Who does he think he is?
7
One Christmas
there was room for him at the table
but he declined
stopping instead on the porch
to chat about the garden.
8
When he gave Wellington’s poor
money and clothes given him
they were, for a while
rich beyond relief.
9
In church he placed in the plate
twenty dollars just given him
then said to his benefactor
two would do.
10
One cold night
not long before he left us
he rested in a bus shelter
and told a passing Samaritan
he was alright
and thank you for asking.
11
At his funeral it was said
how useful a bucket was
living on the street –
for washing at the public fountain
for carrying things in
for using as a hat
when God wept on you.
12
Blessed are Wellington’s homeless
for they shall inherit the earth
on Tinakori Hill.
Conversation at the Gates of Heaven, 30 June 2003
Let’s see now…Jones, isn’t it? Robert William, of no fixed abode, Wellington, born in Australia.
Yes.
Yes, yes, I have it now…. You’re the rich Bob Jones who lived it rough on Tinakori Hill and distributed property to the poor.
Yes. You’re not confusing me with another….?
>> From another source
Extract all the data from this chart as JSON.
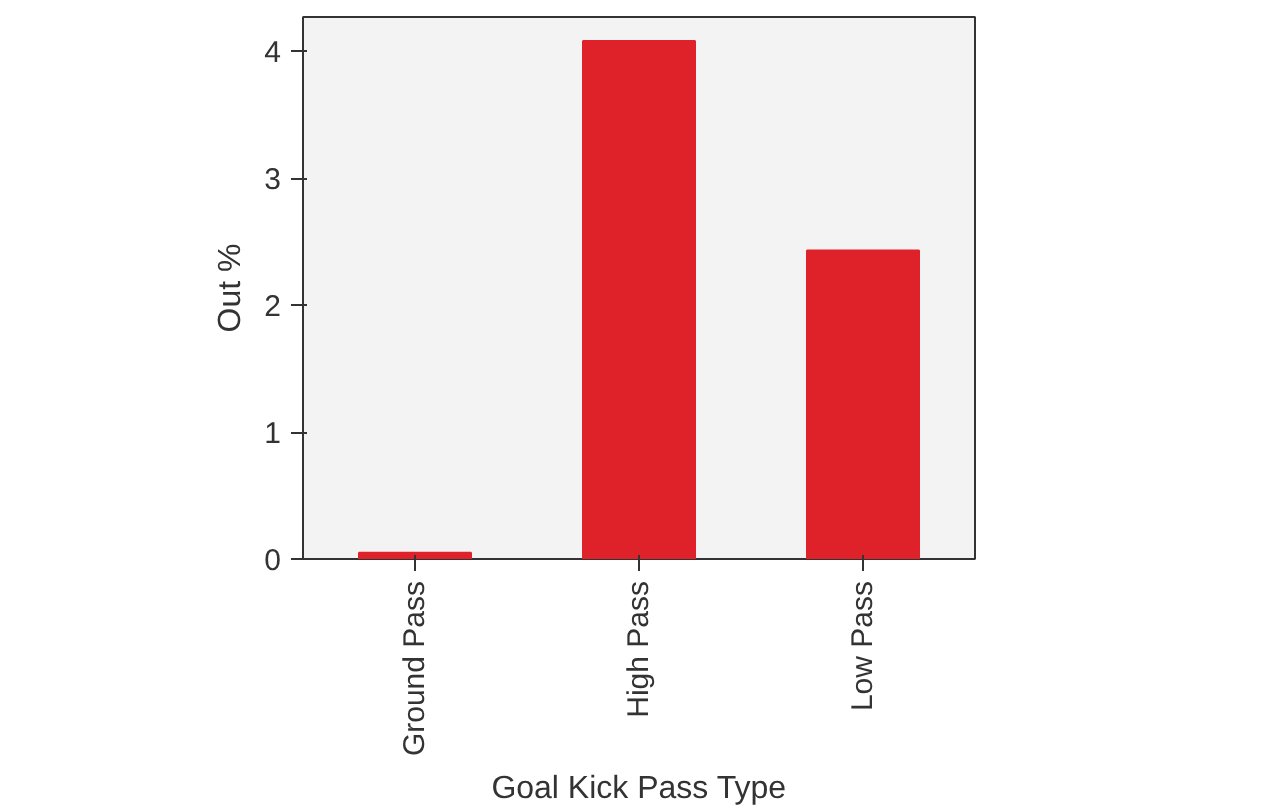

No, no, we have you as having no earthly encumbrances of any note and no notes of any worth, but your constant gifts of donated items to the needy were noted.
[Embarrassed shuffle.]
Well, I must admit, they really fast-tracked you, didn’t they? I mean, you’ve only been gone a couple of minutes and here you are! Most do at least a little time in purgatory.
[Silence.]
Right! Right! Well, everything seems in order. Go on through and make yourself at home.
Thank you.
Hang on a minute! Who are you giving those sandals to? What are you doing with that bucket?
Situation Report, July 2003
- Mr Jones was a very private former public servant living on the streets of Wellington who scattered angst and guilt amongst the middle classes with his presence and politeness.
- In the days since his death, I have had no reports of real or apparent resurrections or insurrections and no incidents of small scale or wholesale conversions to the carrying of buckets in the streets.
- He will probably be remembered as a living parable of antipathy to modern city life.
- Only City Hall has been moved – as a precaution, I am sure – to ban the homeless from assembling or gathering together in his name.
Tongues of Ash, Keith Westwater (Interactive Press, 2011)
It is perhaps fitting that recently in New Zealand, state and local agencies responsible for responding to natural disasters have begun looking to formally incorporate iwi and where they live (marae) into their response plans, so that the displaced from disaster-affected communities can be quickly roofed and fed. Marae have already demonstrated their ability and unselfish willingness to do just that during and following major weather and earthquake events. Now we just need the values underpinning these community acts of rescue and care to become the bedrock of reforms upon which all of society's homeless can become roofed and fed. The country has, however, just elected a new right-wing government. I won't hold my breath.